Regional alignment refers to locally aligning a particular region of a sequence that is poorly aligned. In SeaView, regional alignment is done through the Sites menu.

Both A and B:

  1. Open SeaView again, if it is not already opened.
  2. Open the aligned nucleotide data set 1ped.fasta again (you will have saved it with a new name).
  3. Revert to protein view by clicking Props > View as proteins.
  4. Click Sites > Create set. A window will appear. Give your new sites set an appropriate region name. You can use the default "all sites" and click OK
  5. A new sequence line of white "X"s will appear at the bottom of your data. This means all sites are currently selected.
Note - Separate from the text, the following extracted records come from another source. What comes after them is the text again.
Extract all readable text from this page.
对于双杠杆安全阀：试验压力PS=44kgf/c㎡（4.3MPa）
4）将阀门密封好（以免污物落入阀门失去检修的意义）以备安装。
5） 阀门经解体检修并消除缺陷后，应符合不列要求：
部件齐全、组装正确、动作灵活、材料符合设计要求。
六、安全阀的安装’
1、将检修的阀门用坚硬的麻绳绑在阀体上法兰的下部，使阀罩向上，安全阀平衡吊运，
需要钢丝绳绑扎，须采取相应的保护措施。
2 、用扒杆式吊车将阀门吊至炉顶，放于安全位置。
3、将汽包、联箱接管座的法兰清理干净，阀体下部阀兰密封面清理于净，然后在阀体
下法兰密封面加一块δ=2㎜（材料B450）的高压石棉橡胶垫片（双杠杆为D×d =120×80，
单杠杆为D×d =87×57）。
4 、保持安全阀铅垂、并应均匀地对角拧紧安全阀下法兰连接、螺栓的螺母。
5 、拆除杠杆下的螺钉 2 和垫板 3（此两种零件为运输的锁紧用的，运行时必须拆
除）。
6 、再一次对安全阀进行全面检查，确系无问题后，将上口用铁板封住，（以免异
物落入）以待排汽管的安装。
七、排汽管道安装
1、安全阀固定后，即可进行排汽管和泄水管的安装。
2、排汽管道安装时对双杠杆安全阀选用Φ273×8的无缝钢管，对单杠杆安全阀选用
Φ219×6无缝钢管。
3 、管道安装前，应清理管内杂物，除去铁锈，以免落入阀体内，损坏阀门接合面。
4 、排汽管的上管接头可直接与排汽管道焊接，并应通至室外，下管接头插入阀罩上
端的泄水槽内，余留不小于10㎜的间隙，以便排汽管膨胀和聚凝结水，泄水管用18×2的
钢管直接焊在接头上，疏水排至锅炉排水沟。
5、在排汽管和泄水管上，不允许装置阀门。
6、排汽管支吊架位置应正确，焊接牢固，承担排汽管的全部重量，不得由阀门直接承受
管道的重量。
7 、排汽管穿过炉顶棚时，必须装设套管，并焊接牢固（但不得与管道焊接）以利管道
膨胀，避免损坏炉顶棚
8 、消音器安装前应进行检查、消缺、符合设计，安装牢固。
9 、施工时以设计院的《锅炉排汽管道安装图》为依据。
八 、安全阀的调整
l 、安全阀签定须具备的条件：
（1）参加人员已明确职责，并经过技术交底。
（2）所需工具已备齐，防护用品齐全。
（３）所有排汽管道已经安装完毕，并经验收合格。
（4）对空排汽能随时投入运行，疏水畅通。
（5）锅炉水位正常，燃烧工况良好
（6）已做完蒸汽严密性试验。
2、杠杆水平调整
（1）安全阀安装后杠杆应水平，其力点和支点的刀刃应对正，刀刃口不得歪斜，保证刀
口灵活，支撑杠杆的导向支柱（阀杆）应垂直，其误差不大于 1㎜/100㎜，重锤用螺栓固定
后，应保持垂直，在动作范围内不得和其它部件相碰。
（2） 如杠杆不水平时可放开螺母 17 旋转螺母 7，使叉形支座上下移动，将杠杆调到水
Shift-click anywhere in the line of white "X"s to deselect all sites.
  6. Now find a region of the alignment that you think is poorly aligned (for example, sites 119-159) and would like to try to improve. Both partners, A and B, should have this part of alignment showing on their screen.
  7. Once you have located a region you would like to improve, A retains the original sequence and B will click on the left-hand, upstream end of the poor region of the white sites sequence, and then drag the cursor to the right part of the poor sequence. A line of "X"s will appear delineating the region, and the region around the area will shade, further indicating regions that you have selected.
  8. Make sure all sequences are selected (Edit > Select all or Command-A). Then execute MAFFT on that region by selecting Align > Align selected sites (not to be confused with Align selected sequences!). A new window will appear asking you to choose a Reference Sequence. The reference sequence refers to the sequence in which the original gaps will be preserved and propagated into the subsequent alignment. For this purpose, select 496117 as the reference.
  9. Compare the original with the new aligned region.
  10. Regional realignments can be applied to multiple poor regions of an alignment. Regional alignment can leave columns of gaps in your alignment. To remove these, click Edit > Delete gap-only sites.